The song's title and refrain come from President Bush's Memorial Day speech: "Today is a day of last letters and fresh tears," the president said after reading from the final correspondence of several soldiers killed in Iraq and Afghanistan. "Because of the sacrifices of our men and women in uniform, two terror regimes are gone forever, freedom is on the march and America is more secure," Bush said.
"Last Letters and New Tears" is the Estrada brothers' way of supporting the troops. "Whatever our issues, [the troops] need our support -- let them do their job and bring them home," Ray Estrada said.
The brothers have received numerous e-mails from veterans and their family members who have heard the song, which is available only on the Internet (www.joshestrada.com).
"Even though before now, you probably didn't know [my husband] by name, to know that you are remembering all our heroes brings me a comfort I can't describe," wrote one woman whose husband was killed in Iraq in 2003.
A soldier who recently returned from Baghdad e-mailed to say that he had lost a couple of friends and that the song "hit hard, but in a good way."

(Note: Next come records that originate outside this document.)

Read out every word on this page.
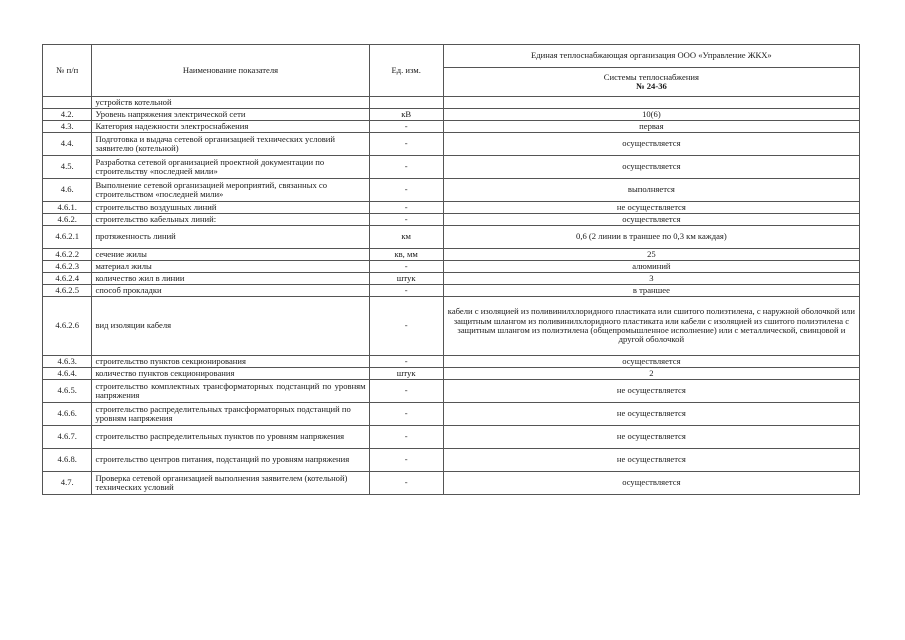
№ п/п	Наименование показателя	Ед. изм.	Единая теплоснабжающая организация ООО «Управление ЖКХ»

			Системы теплоснабжения
№ 24-36

	устройств котельной		
4.2.	Уровень напряжения электрической сети	кВ	10(6)
4.3.	Категория надежности электроснабжения	-	первая
4.4.	Подготовка и выдача сетевой организацией технических условий заявителю (котельной)	-	осуществляется
4.5.	Разработка сетевой организацией проектной документации по строительству «последней мили»	-	осуществляется
4.6.	Выполнение сетевой организацией мероприятий, связанных со строительством «последней мили»	-	выполняется
4.6.1.	строительство воздушных линий	-	не осуществляется
4.6.2.	строительство кабельных линий:	-	осуществляется
4.6.2.1	протяженность линий	км	0,6 (2 линии в траншее по 0,3 км каждая)
4.6.2.2	сечение жилы	кв, мм	25
4.6.2.3	материал жилы	-	алюминий
4.6.2.4	количество жил в линии	штук	3
4.6.2.5	способ прокладки	-	в траншее
4.6.2.6	вид изоляции кабеля	-	кабели с изоляцией из поливинилхлоридного пластиката или сшитого полиэтилена, с наружной оболочкой или защитным шлангом из поливинилхлоридного пластиката или кабели с изоляцией из сшитого полиэтилена с защитным шлангом из полиэтилена (общепромышленное исполнение) или с металлической, свинцовой и другой оболочкой
4.6.3.	строительство пунктов секционирования	-	осуществляется
4.6.4.	количество пунктов секционирования	штук	2
4.6.5.	строительство комплектных трансформаторных подстанций по уровням напряжения	-	не осуществляется
4.6.6.	строительство распределительных трансформаторных подстанций по уровням напряжения	-	не осуществляется
4.6.7.	строительство распределительных пунктов по уровням напряжения	-	не осуществляется
4.6.8.	строительство центров питания, подстанций по уровням напряжения	-	не осуществляется
4.7.	Проверка сетевой организацией выполнения заявителем (котельной) технических условий	-	осуществляется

When Jason Dunham's mother, Deb, heard the song, she cried.
"I was just so impressed by their talent and their ability to put into words something to honor all of our soldiers, those that are still here and those that have passed on," she said from her home in Scio, N.Y. "To know that a story about my son was a catalyst to that -- I'm speechless."
The song differs from Josh Estrada's previous work, which "exudes happiness and teenage kind of stuff -- about girls, fun stuff," Ray Estrada said. Josh has released one album, "Life Is What I Make It," on his own label. He calls his music a blend of punk and "power pop" and draws on such artists as Blink-182, Green Day and Santana.

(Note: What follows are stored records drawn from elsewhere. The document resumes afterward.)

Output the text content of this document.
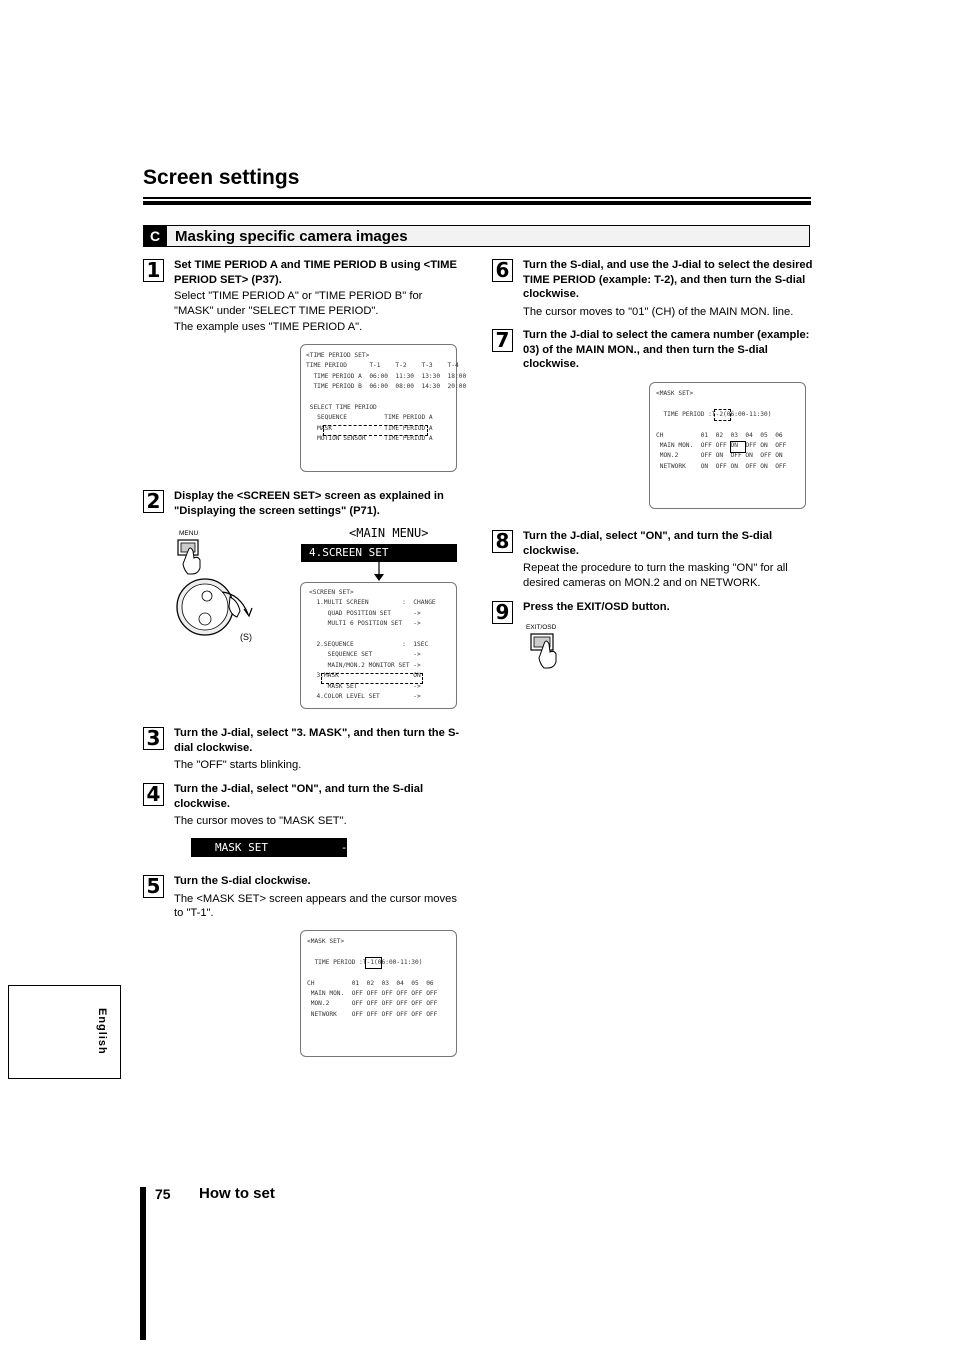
Screen settings
C Masking specific camera images
1	Set TIME PERIOD A and TIME PERIOD B using <TIME PERIOD SET> (P37).
Select "TIME PERIOD A" or "TIME PERIOD B" for "MASK" under "SELECT TIME PERIOD".
The example uses "TIME PERIOD A".
<TIME PERIOD SET>
TIME PERIOD      T-1    T-2    T-3    T-4
TIME PERIOD A  06:00  11:30  13:30  18:00
TIME PERIOD B  06:00  08:00  14:30  20:00

SELECT TIME PERIOD
SEQUENCE          TIME PERIOD A
MASK              TIME PERIOD A
MOTION SENSOR     TIME PERIOD A
2	Display the <SCREEN SET> screen as explained in "Displaying the screen settings" (P71).
MENU
(S)
<MAIN MENU>
4.SCREEN SET
<SCREEN SET>
1.MULTI SCREEN         :  CHANGE
QUAD POSITION SET      ->
MULTI 6 POSITION SET   ->

2.SEQUENCE             :  1SEC
SEQUENCE SET           ->
MAIN/MON.2 MONITOR SET ->
3.MASK                    ON
MASK SET               ->
4.COLOR LEVEL SET         ->
3	Turn the J-dial, select "3. MASK", and then turn the S-dial clockwise.
The "OFF" starts blinking.
4	Turn the J-dial, select "ON", and turn the S-dial clockwise.
The cursor moves to "MASK SET".
MASK SET           ->
5	Turn the S-dial clockwise.
The <MASK SET> screen appears and the cursor moves to "T-1".
<MASK SET>

TIME PERIOD :T-1(06:00-11:30)

CH          01  02  03  04  05  06
MAIN MON.  OFF OFF OFF OFF OFF OFF
MON.2      OFF OFF OFF OFF OFF OFF
NETWORK    OFF OFF OFF OFF OFF OFF
6	Turn the S-dial, and use the J-dial to select the desired TIME PERIOD (example: T-2), and then turn the S-dial clockwise.
The cursor moves to "01" (CH) of the MAIN MON. line.
7	Turn the J-dial to select the camera number (example: 03) of the MAIN MON., and then turn the S-dial clockwise.
<MASK SET>

TIME PERIOD :T-2(06:00-11:30)

CH          01  02  03  04  05  06
MAIN MON.  OFF OFF ON  OFF ON  OFF
MON.2      OFF ON  OFF ON  OFF ON
NETWORK    ON  OFF ON  OFF ON  OFF
8	Turn the J-dial, select "ON", and turn the S-dial clockwise.
Repeat the procedure to turn the masking "ON" for all desired cameras on MON.2 and on NETWORK.
9	Press the EXIT/OSD button.
EXIT/OSD
English
75 How to set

The difference is due partly to the sensitivity of the subject and partly to Jordan's influence. This is the first song Josh has collaborated on with his younger brother. Jordan, who plays guitar and bass and provides backup vocals, created the bass line.

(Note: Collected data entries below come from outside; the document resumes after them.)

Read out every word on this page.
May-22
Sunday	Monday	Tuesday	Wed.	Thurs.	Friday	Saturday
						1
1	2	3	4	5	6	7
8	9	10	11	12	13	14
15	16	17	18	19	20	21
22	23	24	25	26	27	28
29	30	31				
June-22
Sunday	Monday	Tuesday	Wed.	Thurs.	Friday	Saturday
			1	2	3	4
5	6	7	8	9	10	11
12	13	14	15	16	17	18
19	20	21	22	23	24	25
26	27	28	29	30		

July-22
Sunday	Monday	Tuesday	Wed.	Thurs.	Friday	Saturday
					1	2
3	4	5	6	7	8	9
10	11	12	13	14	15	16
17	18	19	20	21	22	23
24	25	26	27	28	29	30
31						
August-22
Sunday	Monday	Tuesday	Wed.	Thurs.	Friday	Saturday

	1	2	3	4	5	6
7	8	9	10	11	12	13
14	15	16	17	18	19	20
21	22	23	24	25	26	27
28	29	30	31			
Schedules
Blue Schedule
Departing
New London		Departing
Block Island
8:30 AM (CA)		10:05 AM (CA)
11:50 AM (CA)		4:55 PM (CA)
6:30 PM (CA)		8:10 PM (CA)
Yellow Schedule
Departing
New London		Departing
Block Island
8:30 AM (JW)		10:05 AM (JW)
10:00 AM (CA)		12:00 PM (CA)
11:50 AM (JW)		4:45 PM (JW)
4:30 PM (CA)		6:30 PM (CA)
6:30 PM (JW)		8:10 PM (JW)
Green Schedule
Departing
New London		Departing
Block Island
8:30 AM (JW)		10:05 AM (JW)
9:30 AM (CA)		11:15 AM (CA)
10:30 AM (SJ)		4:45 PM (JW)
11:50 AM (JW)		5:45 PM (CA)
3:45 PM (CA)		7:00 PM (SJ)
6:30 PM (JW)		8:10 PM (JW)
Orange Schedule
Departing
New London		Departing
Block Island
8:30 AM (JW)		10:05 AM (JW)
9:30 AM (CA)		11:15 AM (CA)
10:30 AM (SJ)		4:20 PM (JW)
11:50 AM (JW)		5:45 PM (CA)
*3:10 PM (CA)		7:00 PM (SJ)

"It feels like a heartbeat," Ray Estrada said.
As a result of their teamwork, "we get different ideas now and different input," Josh said. "We really enjoy working with each other. It's something we don't do often because we're very different."
Jordan, a rising freshman at Briar Woods High School, is taller, plays basketball and is stronger in math. Josh, a rising junior, is stockier, plays football and is more of a humanities student. But they share a penchant for music -- and a familial allegiance to the military.
Ray Estrada, 39, a banker, was a Marine who served in Operations Desert Shield and Storm. The boys' grandfather was a veteran of the Korean and Vietnam wars, and their great-grandfather fought in both world wars and was a POW in World War II and survived the Bataan Death March. An uncle is in the Air Force.
Despite the family history, Josh said enlisting "is not something I've ever thought of doing."
"They're still kids," Ray Estrada said. "We just want to get them through high school and college. That's a war zone in itself."
Staff writer Arianne Aryanpur contributed to this report.